On top of that we also know from
independent explosives testing of various sizes of Semtex bomb, that it is all
but impossible that the fragment could have survived in any recognisable form
from the proximity of a Semtex explosion big enough to destroy the 747.
So where might this much-travelled
fragment really have come from? Was it not gross negligence on the part of the
Scottish police to allow their evidence bag to be corrupted both as to content
and labelling?
It has emerged that the Lord
Advocate as head of the Crown Office prosecution service in Scotland can
actually dictate to the police what aspects of a murder inquiry they should
pursue. So far they have chosen not to investigate how the fragment got into
their evidence bag, nor who changed their label
Another aspect of this case which
'the police decided not to pursue' was the break-in at Heathrow 16 hours before
Lockerbie. If, as most now believe, an air pressure sensitive bomb from the
PFPL-GC terror group in Syria really brought down the plane, then it would have
been necessary for the perpetrator to have access to the hold of the target
aircraft at the airport of origin since the
bombs always exploded 35-45 minutes after take-off, and so could not have been
flown in from say Frankfurt as the prosecution claimed.

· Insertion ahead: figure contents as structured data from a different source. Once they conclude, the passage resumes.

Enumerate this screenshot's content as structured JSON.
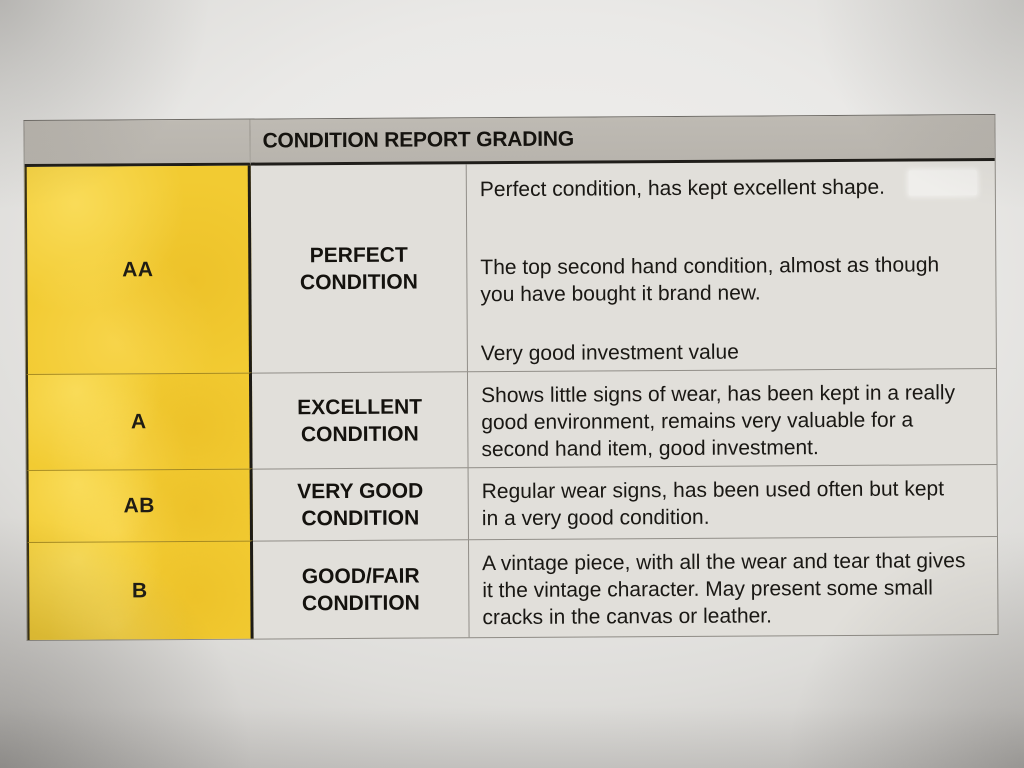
{
  "table": {
    "header": {
      "title": "CONDITION REPORT GRADING"
    },
    "rows": [
      {
        "grade": "AA",
        "label": "PERFECT CONDITION",
        "paragraphs": [
          "Perfect condition, has kept excellent shape.",
          "The top second hand condition, almost as though you have bought it brand new.",
          "Very good investment value"
        ]
      },
      {
        "grade": "A",
        "label": "EXCELLENT CONDITION",
        "paragraphs": [
          "Shows little signs of wear, has been kept in a really good environment, remains very valuable for a second hand item, good investment."
        ]
      },
      {
        "grade": "AB",
        "label": "VERY GOOD CONDITION",
        "paragraphs": [
          "Regular wear signs, has been used often but kept in a very good condition."
        ]
      },
      {
        "grade": "B",
        "label": "GOOD/FAIR CONDITION",
        "paragraphs": [
          "A vintage piece, with all the wear and tear that gives it the vintage character. May present some small cracks in the canvas or leather."
        ]
      }
    ],
    "colors": {
      "grade_column": "#F2CB32",
      "header_band": "#BBB7B0",
      "paper_cell": "#E1DFDA",
      "heavy_rule": "#1D1B16"
    }
  }
}
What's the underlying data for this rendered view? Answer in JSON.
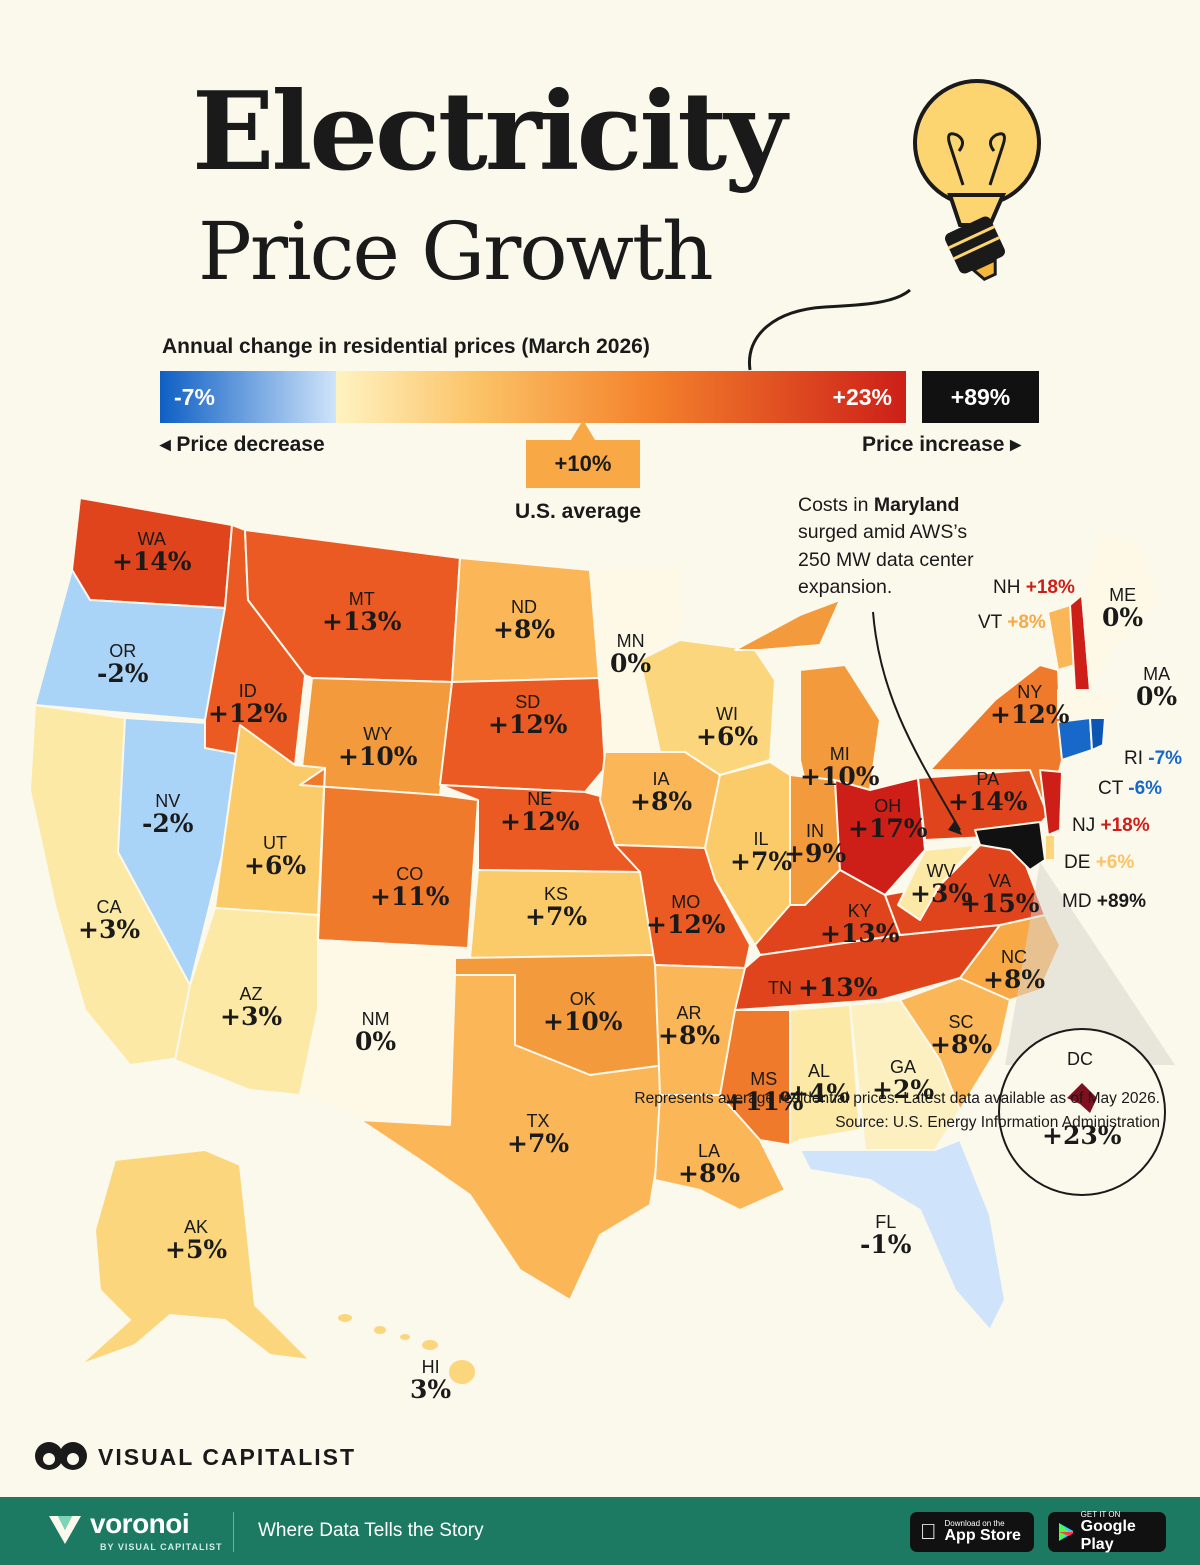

The Lockerbie aircraft duly flew for 38 minutes,
from Heathrow to Lockerbie.
What was the prosecution's input over the
Heathrow break-in? Well according to the current chief constable of the
Dumfries and Galloway police (copied below), they were told all about it by the
Met. in January 1989, but suppressed it, and in conjunction with the Crown
Office failed to pass any information about the break-in to the
defence until after the verdict against Mr Megrahi had been reached.
What was the current Lord Advocate's
reaction in February 2012 when I challenged him as to why the Heathrow evidence
had not been available to the court?
1. His staff pointed out that the evidence
was used in Megrahi's first (failed) appeal at Zeist.
2. A spokesperson for his office later
publicly claimed that the Crown Office did not believe that the evidence would
have altered the court's verdict.
I would like to know why my innocent
daughter and all those others walked through the halls of Heathrow that night
trusting in the security that would be given to them in those days of known
heightened terrorist risk, when in fact the airport had made no effort to trace
the intruder of the night before.
I would like to know why a totally
spurious myth about Libyan bombs from Malta is being used to this day to
conceal the truth, and in the process allow the real perpetrators to bask in
the sun, free of the fear of being brought before any court for this crime
against humanity.
How does this behaviour of concealing the
truth about the largest terrorist slaughter ever to occur in the UK fit into
the renowned 'war on terror', in whose name we still send our young men to risk
their lives in Afghanistan?
Why does our Prime Minister continue to
profess belief in the Megrahi verdict?
Why does Scotland's First Minister do the
same?
I remember President Clinton's famous
comment 'It's the economy stupid'.
Reprobate pre-Thatcherite that I am, I
believe that human life and honesty are more important than the power conferred
by wealth. There are such things as right and wrong, people know that and we
ignore them at our peril.
[ Because
of commitments at Gannaga Lodge -- an internet-free
zone -- over the next few days, it
is unlikely that I shall be able to service this blog until Monday, 18 June.]